Some landlords, when concerned about bad publicity, have been known to agree to amend leases in order to make them acceptable to mortgage lenders, so as to make them sellable. However, this will often depend on the size of the landlord as well as the ability of the leaseholder to generate enough media attention or bad will against the landlord, which will often be difficult, given that the leaseholders are often individual people in these scenarios with limited resources.

A leaseholder may also consider suing their lawyers who acted on their purchase of the lease and who didn’t advise them of the escalating ground rent provisions in their lease. Such action must be taken within the statutory time periods which is ordinarily six years from the purchase of the lease (subject to some limited exceptions), however, a successful claim is no guarantee.

Government reforms

In January this year, the Housing Secretary announced that millions of leaseholders will be given the right to extend their leases by a maximum term of 990 years at zero ground rent (a significant increase from the previous 90-year extension of leases of flats).

The Housing Secretary also announced that a cap will be introduced on ground rent payable when a leaseholder chooses to extend their lease or become a freeholder. Prohibitive costs such as ‘marriage value’, which forces the leaseholder to share any potential profits from the lease extension with the landlord, will be abolished. The government is also looking to set the calculation of rates of extension in a manner that will ensure they are fairer, cheaper and more transparent.

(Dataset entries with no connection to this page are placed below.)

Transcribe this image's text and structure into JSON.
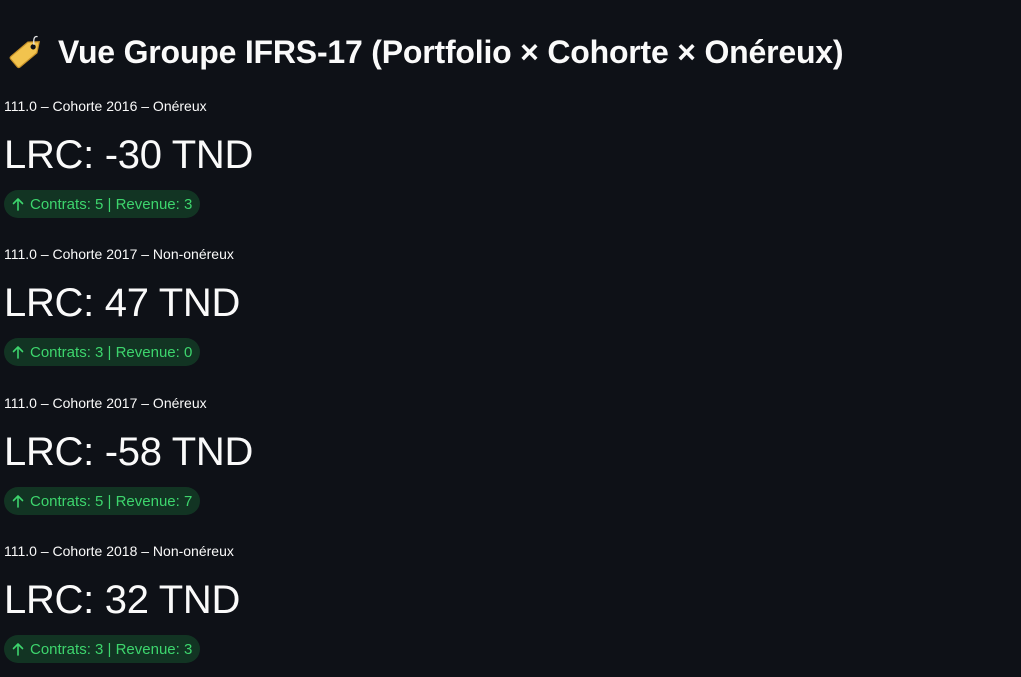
{
  "header": {
    "icon": "label-tag-icon",
    "title": "Vue Groupe IFRS-17 (Portfolio × Cohorte × Onéreux)"
  },
  "colors": {
    "background": "#0e1117",
    "text": "#fafafa",
    "delta_positive_text": "#3dd56d",
    "delta_positive_bg": "#1c3a28",
    "tag_icon": "#f2c34e"
  },
  "metrics": [
    {
      "label": "111.0 – Cohorte 2016 – Onéreux",
      "value": "LRC: -30 TND",
      "delta_icon": "arrow-up-icon",
      "delta": "Contrats: 5 | Revenue: 3"
    },
    {
      "label": "111.0 – Cohorte 2017 – Non-onéreux",
      "value": "LRC: 47 TND",
      "delta_icon": "arrow-up-icon",
      "delta": "Contrats: 3 | Revenue: 0"
    },
    {
      "label": "111.0 – Cohorte 2017 – Onéreux",
      "value": "LRC: -58 TND",
      "delta_icon": "arrow-up-icon",
      "delta": "Contrats: 5 | Revenue: 7"
    },
    {
      "label": "111.0 – Cohorte 2018 – Non-onéreux",
      "value": "LRC: 32 TND",
      "delta_icon": "arrow-up-icon",
      "delta": "Contrats: 3 | Revenue: 3"
    }
  ]
}
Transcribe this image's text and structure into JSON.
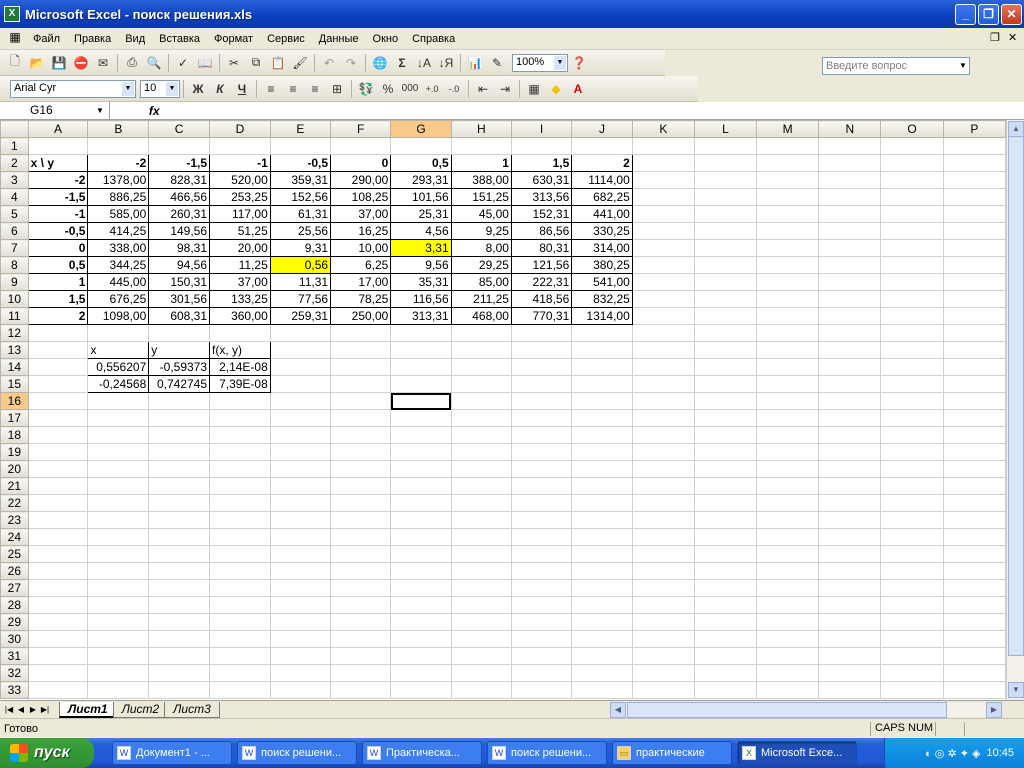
{
  "window": {
    "title": "Microsoft Excel - поиск решения.xls",
    "app_icon": "excel-icon"
  },
  "menu": [
    "Файл",
    "Правка",
    "Вид",
    "Вставка",
    "Формат",
    "Сервис",
    "Данные",
    "Окно",
    "Справка"
  ],
  "ask": {
    "placeholder": "Введите вопрос"
  },
  "toolbar": {
    "zoom": "100%"
  },
  "format_toolbar": {
    "font": "Arial Cyr",
    "size": "10",
    "bold": "Ж",
    "italic": "К",
    "underline": "Ч",
    "percent": "%",
    "thousands": "000"
  },
  "formula_bar": {
    "cell_ref": "G16",
    "fx": "fx",
    "content": ""
  },
  "columns": [
    "A",
    "B",
    "C",
    "D",
    "E",
    "F",
    "G",
    "H",
    "I",
    "J",
    "K",
    "L",
    "M",
    "N",
    "O",
    "P"
  ],
  "grid": {
    "header": [
      "x     \\     y",
      "-2",
      "-1,5",
      "-1",
      "-0,5",
      "0",
      "0,5",
      "1",
      "1,5",
      "2"
    ],
    "rows": [
      [
        "-2",
        "1378,00",
        "828,31",
        "520,00",
        "359,31",
        "290,00",
        "293,31",
        "388,00",
        "630,31",
        "1114,00"
      ],
      [
        "-1,5",
        "886,25",
        "466,56",
        "253,25",
        "152,56",
        "108,25",
        "101,56",
        "151,25",
        "313,56",
        "682,25"
      ],
      [
        "-1",
        "585,00",
        "260,31",
        "117,00",
        "61,31",
        "37,00",
        "25,31",
        "45,00",
        "152,31",
        "441,00"
      ],
      [
        "-0,5",
        "414,25",
        "149,56",
        "51,25",
        "25,56",
        "16,25",
        "4,56",
        "9,25",
        "86,56",
        "330,25"
      ],
      [
        "0",
        "338,00",
        "98,31",
        "20,00",
        "9,31",
        "10,00",
        "3,31",
        "8,00",
        "80,31",
        "314,00"
      ],
      [
        "0,5",
        "344,25",
        "94,56",
        "11,25",
        "0,56",
        "6,25",
        "9,56",
        "29,25",
        "121,56",
        "380,25"
      ],
      [
        "1",
        "445,00",
        "150,31",
        "37,00",
        "11,31",
        "17,00",
        "35,31",
        "85,00",
        "222,31",
        "541,00"
      ],
      [
        "1,5",
        "676,25",
        "301,56",
        "133,25",
        "77,56",
        "78,25",
        "116,56",
        "211,25",
        "418,56",
        "832,25"
      ],
      [
        "2",
        "1098,00",
        "608,31",
        "360,00",
        "259,31",
        "250,00",
        "313,31",
        "468,00",
        "770,31",
        "1314,00"
      ]
    ],
    "solution_header": [
      "x",
      "y",
      "f(x, y)"
    ],
    "solutions": [
      [
        "0,556207",
        "-0,59373",
        "2,14E-08"
      ],
      [
        "-0,24568",
        "0,742745",
        "7,39E-08"
      ]
    ],
    "highlight_color": "#ffff00"
  },
  "sheets": [
    "Лист1",
    "Лист2",
    "Лист3"
  ],
  "status": {
    "ready": "Готово",
    "caps_num": "CAPS NUM"
  },
  "taskbar": {
    "start": "пуск",
    "items": [
      "Документ1 - ...",
      "поиск решени...",
      "Практическа...",
      "поиск решени...",
      "практические",
      "Microsoft Exce..."
    ],
    "clock": "10:45"
  }
}
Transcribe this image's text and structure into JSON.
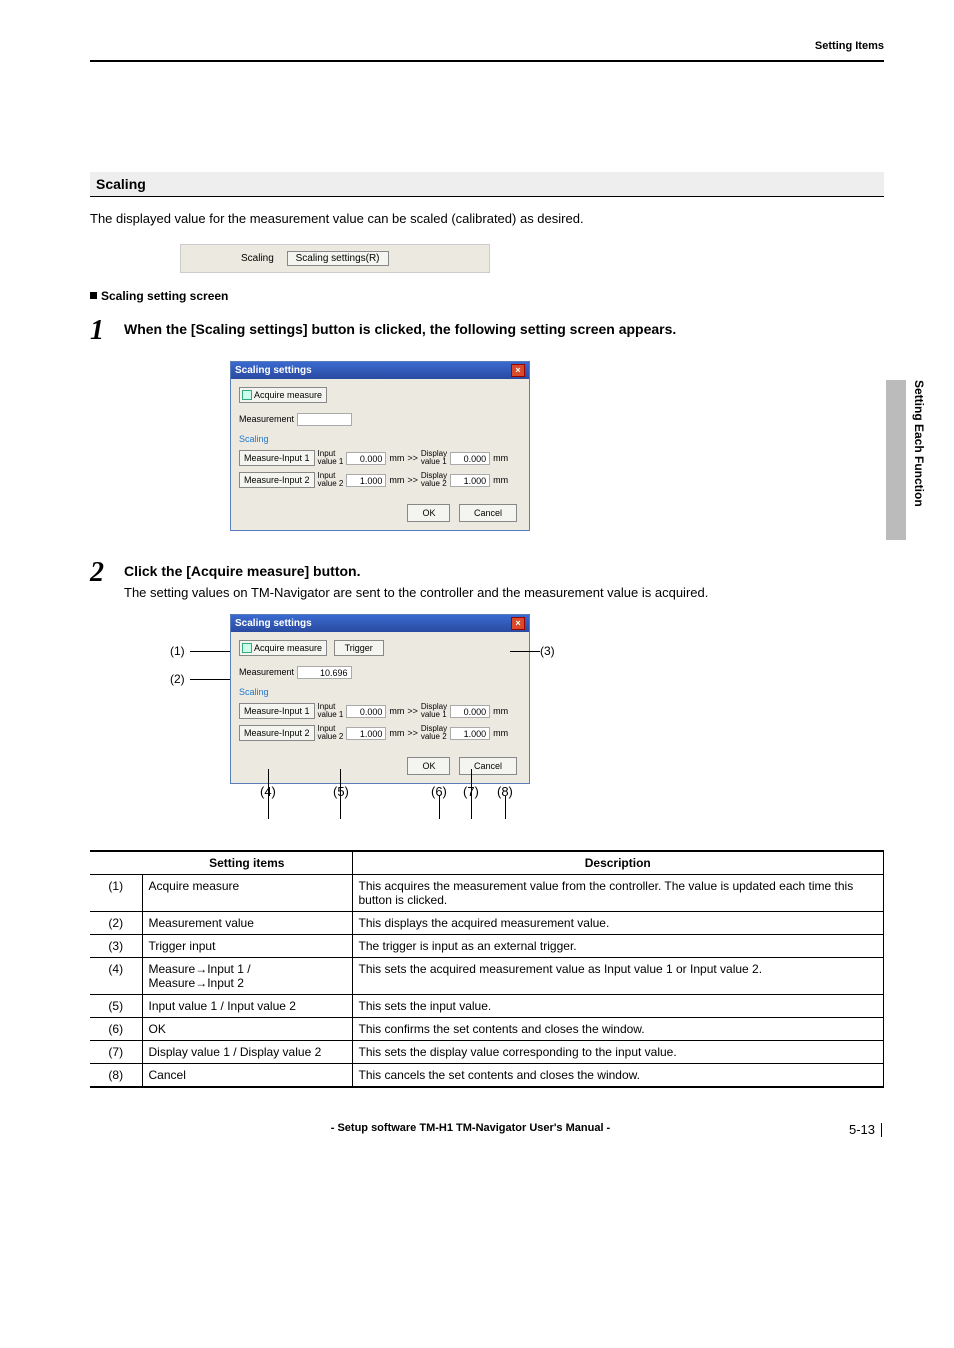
{
  "header": {
    "category": "Setting Items"
  },
  "vtab": "Setting Each Function",
  "section": {
    "heading": "Scaling",
    "intro": "The displayed value for the measurement value can be scaled (calibrated) as desired."
  },
  "bar": {
    "label": "Scaling",
    "button": "Scaling settings(R)"
  },
  "subheading": "Scaling setting screen",
  "step1": {
    "num": "1",
    "title": "When the [Scaling settings] button is clicked, the following setting screen appears."
  },
  "step2": {
    "num": "2",
    "title": "Click the [Acquire measure] button.",
    "desc": "The setting values on TM-Navigator are sent to the controller and the measurement value is acquired."
  },
  "dialog": {
    "title": "Scaling settings",
    "acquire": "Acquire measure",
    "trigger": "Trigger",
    "meas_label": "Measurement",
    "meas_value2": "10.696",
    "scaling_label": "Scaling",
    "row1": {
      "btn": "Measure-Input 1",
      "ilabel": "Input\nvalue 1",
      "iv": "0.000",
      "unit": "mm",
      "arrow": ">>",
      "dlabel": "Display\nvalue 1",
      "dv": "0.000"
    },
    "row2": {
      "btn": "Measure-Input 2",
      "ilabel": "Input\nvalue 2",
      "iv": "1.000",
      "unit": "mm",
      "arrow": ">>",
      "dlabel": "Display\nvalue 2",
      "dv": "1.000"
    },
    "ok": "OK",
    "cancel": "Cancel"
  },
  "callouts": {
    "c1": "(1)",
    "c2": "(2)",
    "c3": "(3)",
    "c4": "(4)",
    "c5": "(5)",
    "c6": "(6)",
    "c7": "(7)",
    "c8": "(8)"
  },
  "table": {
    "h_items": "Setting items",
    "h_desc": "Description",
    "rows": [
      {
        "n": "(1)",
        "item": "Acquire measure",
        "desc": "This acquires the measurement value from the controller. The value is updated each time this button is clicked."
      },
      {
        "n": "(2)",
        "item": "Measurement value",
        "desc": "This displays the acquired measurement value."
      },
      {
        "n": "(3)",
        "item": "Trigger input",
        "desc": "The trigger is input as an external trigger."
      },
      {
        "n": "(4)",
        "item": "Measure→Input 1 /\nMeasure→Input 2",
        "desc": "This sets the acquired measurement value as Input value 1 or Input value 2."
      },
      {
        "n": "(5)",
        "item": "Input value 1 / Input value 2",
        "desc": "This sets the input value."
      },
      {
        "n": "(6)",
        "item": "OK",
        "desc": "This confirms the set contents and closes the window."
      },
      {
        "n": "(7)",
        "item": "Display value 1 / Display value 2",
        "desc": "This sets the display value corresponding to the input value."
      },
      {
        "n": "(8)",
        "item": "Cancel",
        "desc": "This cancels the set contents and closes the window."
      }
    ]
  },
  "footer": {
    "mid": "- Setup software TM-H1 TM-Navigator User's Manual -",
    "page": "5-13"
  }
}
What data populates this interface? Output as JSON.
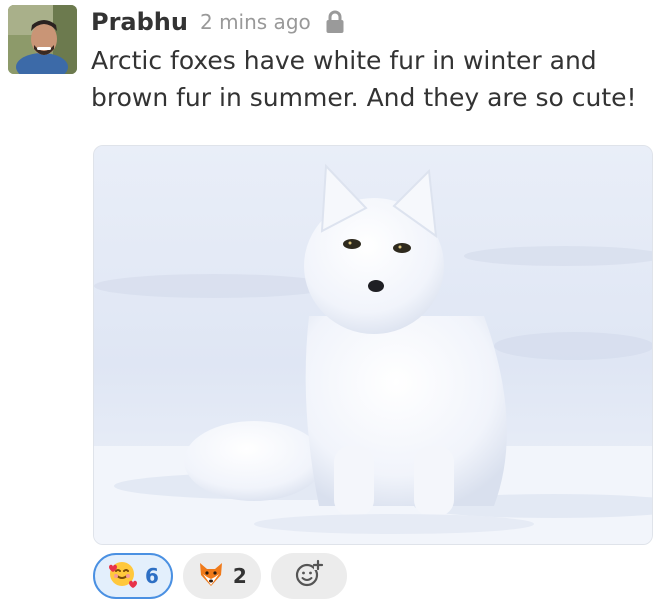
{
  "message": {
    "sender": "Prabhu",
    "timestamp": "2 mins ago",
    "lock_icon": "lock-icon",
    "text": "Arctic foxes have white fur in winter and brown fur in summer. And they are so cute!"
  },
  "reactions": [
    {
      "icon": "smiling-face-with-hearts-icon",
      "count": "6",
      "reacted_by_me": true
    },
    {
      "icon": "fox-face-icon",
      "count": "2",
      "reacted_by_me": false
    }
  ],
  "add_reaction": {
    "icon": "add-emoji-icon"
  },
  "colors": {
    "text": "#333333",
    "muted": "#999999",
    "own_reaction_border": "#4a90e2",
    "own_reaction_bg": "#e3effc",
    "reaction_bg": "#ececec"
  }
}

It is important to note however that these announcements have yet to come into force by way of legislation and they do not automatically get rid of the escalating ground rent provisions contained in a lease. Once implemented however, it would certainly appear to improve the bargaining position of a leaseholder in a lease extension procedure with a landlord, when looking for a solution to remove the escalating ground rent provisions from its lease, thus making it acceptable to a mortgage lender again and ultimately sellable.